Few things in life are more distressing than being in pain all the time, and few things more frightening (naturally) than living in fear or despair! Both experiences can make us feel that we have no control over ourselves or our lives, and that all enjoyment we once had in our lives is gone. I’ve been there myself; I know how awful that feeling can be. And it’s a huge loss as well, a kind of bereavement. Toni Bernhard, in a blog entry I read, described the four stages of grief as: denial, anger, sadness and acceptance. You don’t have to have lost a loved one through death to experience grief. So much is often lost when we’re struck by a chronic illness, that the experience of bereavement is there and it’s this that can sometimes lead to depression.
But the positive truth is that pain can be managed, and even reduced, with quite simple means that are complementary to any drug therapy you may be having.

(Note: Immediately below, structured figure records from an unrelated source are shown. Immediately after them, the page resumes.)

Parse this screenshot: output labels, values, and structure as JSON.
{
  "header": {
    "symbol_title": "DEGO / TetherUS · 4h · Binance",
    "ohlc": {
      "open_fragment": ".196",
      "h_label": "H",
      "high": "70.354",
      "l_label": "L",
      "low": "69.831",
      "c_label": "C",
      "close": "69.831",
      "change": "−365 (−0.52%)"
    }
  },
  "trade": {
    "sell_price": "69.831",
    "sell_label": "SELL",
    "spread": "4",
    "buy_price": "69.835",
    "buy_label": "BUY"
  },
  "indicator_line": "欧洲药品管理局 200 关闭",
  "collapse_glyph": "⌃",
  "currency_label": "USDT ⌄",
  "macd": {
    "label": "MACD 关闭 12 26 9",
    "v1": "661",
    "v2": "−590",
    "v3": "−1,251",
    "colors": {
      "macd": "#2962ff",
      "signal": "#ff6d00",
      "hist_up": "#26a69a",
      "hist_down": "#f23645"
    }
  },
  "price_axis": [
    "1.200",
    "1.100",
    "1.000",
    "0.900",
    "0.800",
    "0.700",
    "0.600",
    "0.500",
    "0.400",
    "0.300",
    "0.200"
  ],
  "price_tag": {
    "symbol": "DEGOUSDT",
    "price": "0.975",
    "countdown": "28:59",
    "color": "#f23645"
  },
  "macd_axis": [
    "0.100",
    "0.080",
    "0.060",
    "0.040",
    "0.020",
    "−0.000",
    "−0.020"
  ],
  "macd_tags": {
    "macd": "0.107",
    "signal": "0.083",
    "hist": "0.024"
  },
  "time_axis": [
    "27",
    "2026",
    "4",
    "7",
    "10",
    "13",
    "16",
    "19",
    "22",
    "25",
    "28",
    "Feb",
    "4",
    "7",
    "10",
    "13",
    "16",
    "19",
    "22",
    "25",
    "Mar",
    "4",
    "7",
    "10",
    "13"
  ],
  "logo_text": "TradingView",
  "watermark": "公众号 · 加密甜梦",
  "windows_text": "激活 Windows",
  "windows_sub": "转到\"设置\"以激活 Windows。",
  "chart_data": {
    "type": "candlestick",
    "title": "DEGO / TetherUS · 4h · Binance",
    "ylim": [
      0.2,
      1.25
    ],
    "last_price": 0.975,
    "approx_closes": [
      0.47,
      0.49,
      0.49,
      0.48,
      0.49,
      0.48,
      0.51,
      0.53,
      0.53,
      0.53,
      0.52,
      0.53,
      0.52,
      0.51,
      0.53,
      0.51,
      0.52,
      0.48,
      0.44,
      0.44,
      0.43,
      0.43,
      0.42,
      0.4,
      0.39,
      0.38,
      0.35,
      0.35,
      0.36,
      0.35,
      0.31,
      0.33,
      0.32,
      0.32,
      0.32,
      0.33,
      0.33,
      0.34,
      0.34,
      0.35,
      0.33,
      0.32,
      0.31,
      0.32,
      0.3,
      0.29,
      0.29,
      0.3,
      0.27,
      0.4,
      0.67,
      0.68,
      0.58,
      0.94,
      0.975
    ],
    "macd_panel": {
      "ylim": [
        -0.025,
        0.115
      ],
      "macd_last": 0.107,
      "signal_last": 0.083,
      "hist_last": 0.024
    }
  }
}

Although I can’t speak with certainty about other people’s experience, research shows that some relief can be gained no matter how severe the pain or how long you’ve had it. The same is true of anxiety, although I appreciate that if you live alone, or have suffered anxiety all your life, recovery may be more difficult. Even so, studies show that relaxation, cognitive-behavioural therapy, and sometimes meditation, do benefit anxiety and depression sufferers, even those who have suffered all their lives. I decided, in the weeks following my breakdown, that I couldn’t live like this without trying my very hardest to recover. I needed that hope, and now – without, I hope, being too evangelical about it - I want to share that hope and positivity with others.

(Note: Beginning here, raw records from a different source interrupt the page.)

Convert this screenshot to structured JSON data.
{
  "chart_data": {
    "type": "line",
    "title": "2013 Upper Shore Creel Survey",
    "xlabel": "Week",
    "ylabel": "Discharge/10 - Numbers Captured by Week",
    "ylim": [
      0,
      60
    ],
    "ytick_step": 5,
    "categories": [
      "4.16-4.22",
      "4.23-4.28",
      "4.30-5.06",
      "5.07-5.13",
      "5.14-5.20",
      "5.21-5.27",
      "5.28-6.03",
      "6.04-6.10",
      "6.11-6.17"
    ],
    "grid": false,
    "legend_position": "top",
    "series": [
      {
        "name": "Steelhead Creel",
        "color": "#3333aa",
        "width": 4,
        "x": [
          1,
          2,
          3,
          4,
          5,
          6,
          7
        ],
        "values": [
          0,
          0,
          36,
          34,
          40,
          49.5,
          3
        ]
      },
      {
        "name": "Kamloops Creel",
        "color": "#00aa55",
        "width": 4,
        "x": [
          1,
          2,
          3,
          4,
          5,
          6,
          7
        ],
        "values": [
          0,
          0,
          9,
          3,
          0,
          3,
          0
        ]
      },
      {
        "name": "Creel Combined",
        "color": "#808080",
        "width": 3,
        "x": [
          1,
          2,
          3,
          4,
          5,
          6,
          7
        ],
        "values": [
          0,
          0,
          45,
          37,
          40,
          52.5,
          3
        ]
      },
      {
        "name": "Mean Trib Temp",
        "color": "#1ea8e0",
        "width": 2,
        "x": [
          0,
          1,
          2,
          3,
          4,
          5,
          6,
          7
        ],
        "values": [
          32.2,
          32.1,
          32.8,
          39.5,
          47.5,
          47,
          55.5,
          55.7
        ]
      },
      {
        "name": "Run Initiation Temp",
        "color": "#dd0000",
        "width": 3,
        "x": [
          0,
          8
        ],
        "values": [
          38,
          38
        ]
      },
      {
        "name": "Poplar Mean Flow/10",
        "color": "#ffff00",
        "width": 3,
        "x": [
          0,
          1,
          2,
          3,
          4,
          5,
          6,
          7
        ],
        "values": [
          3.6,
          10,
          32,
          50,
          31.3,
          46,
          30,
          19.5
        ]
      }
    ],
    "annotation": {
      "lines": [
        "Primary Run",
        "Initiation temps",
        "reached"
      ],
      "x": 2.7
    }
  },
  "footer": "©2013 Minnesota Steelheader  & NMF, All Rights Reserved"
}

Like I said, I’ve no idea if my book will be published or not, once it’s finally completed. But if I can help even a few friends with it, then in a way it will have been worthwhile. The blogosphere, too, feels like an expression of sangha, and I have found much comfort through meeting other sufferers from chronic pain or illness – often through Facebook, which has not only helped me make new friends but also linked me to their writing. I have learned much from these new friends. So it felt natural for me to share my own story in this blog as well.

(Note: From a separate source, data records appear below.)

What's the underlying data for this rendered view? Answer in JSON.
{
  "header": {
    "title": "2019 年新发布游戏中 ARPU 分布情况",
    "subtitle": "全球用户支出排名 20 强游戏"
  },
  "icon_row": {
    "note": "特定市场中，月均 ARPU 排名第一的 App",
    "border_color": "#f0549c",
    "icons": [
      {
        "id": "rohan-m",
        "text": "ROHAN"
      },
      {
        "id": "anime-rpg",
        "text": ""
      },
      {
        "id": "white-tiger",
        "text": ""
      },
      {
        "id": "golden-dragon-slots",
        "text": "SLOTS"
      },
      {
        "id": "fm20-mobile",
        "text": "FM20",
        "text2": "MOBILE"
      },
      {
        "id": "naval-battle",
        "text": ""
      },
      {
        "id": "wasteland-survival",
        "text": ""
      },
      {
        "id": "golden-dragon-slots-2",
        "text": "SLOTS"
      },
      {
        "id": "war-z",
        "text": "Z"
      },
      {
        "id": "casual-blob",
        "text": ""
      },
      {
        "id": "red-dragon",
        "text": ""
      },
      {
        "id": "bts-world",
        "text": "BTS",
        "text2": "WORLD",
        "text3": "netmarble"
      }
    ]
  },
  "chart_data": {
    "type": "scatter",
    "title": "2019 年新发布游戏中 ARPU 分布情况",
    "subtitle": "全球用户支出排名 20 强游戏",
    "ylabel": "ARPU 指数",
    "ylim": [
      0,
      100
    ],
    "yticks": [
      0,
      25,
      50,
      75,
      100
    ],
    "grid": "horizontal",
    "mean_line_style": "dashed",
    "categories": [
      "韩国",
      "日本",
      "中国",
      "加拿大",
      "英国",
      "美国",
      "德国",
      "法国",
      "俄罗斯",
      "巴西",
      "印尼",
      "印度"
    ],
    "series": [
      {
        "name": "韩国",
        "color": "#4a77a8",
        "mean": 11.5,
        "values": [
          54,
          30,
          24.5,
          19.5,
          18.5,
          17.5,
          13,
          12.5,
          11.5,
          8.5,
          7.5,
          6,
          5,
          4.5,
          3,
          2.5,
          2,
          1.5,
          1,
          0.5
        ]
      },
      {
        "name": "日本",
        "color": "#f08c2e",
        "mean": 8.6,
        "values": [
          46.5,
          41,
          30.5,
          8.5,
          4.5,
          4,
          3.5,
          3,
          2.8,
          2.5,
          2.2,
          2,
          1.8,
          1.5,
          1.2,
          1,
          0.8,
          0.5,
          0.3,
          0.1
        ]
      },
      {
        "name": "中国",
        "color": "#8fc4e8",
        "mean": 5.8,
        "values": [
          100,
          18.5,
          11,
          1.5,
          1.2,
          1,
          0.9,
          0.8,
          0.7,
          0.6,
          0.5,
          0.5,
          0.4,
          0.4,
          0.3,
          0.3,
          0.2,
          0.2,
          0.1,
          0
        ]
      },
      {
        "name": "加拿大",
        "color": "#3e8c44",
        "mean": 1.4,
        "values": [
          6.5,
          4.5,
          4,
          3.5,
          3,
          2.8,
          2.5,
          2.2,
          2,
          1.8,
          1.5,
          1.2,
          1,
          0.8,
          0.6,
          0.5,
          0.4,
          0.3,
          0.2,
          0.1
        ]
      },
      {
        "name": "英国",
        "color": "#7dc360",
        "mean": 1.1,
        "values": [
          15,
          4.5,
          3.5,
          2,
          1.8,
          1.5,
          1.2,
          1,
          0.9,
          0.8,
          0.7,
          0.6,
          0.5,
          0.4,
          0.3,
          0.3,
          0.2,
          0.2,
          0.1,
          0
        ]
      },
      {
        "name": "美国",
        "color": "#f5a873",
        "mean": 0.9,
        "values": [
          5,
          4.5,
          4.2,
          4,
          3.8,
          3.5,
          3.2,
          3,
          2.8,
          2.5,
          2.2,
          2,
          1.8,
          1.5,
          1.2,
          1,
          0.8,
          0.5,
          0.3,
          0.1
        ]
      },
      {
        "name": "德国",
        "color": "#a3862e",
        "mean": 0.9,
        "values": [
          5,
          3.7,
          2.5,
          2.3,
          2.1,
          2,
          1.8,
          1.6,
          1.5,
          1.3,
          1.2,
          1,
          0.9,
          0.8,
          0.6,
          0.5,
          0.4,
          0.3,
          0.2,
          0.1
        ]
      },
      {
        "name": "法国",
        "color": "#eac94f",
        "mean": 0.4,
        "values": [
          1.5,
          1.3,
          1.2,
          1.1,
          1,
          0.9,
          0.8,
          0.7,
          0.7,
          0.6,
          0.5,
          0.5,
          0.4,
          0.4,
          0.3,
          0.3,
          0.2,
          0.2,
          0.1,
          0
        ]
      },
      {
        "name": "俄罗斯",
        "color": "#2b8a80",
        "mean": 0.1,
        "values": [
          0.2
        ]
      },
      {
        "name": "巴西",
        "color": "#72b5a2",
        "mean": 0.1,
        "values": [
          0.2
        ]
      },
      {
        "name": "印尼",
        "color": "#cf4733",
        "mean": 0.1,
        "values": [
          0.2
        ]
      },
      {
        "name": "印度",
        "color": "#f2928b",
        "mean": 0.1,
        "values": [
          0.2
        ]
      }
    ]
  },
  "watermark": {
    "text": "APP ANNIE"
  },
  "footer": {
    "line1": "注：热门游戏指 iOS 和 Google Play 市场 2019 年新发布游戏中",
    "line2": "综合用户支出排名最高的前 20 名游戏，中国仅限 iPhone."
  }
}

Vidyamala Burch, another chronic pain sufferer and the author of ‘Living Well with Pain and Illness’, describes certain aspects of mindfulness as ‘coming home to the body’. Similarly, I see my own personal journey as ‘coming home to peace’. I spent years campaigning actively for peace in the world, reacting to the distress I felt at the terrible injustices my country has had a part in since our century began. But meanwhile I was at war within myself – in my heart, mind and body. And it was only by addressing this internal war, through listening to what I need and starting to take care of myself, that I could begin to live with the difficulties my life presents without creating more suffering and conflict. I haven’t managed it completely, and maybe I never will. But perhaps I’ve made a start.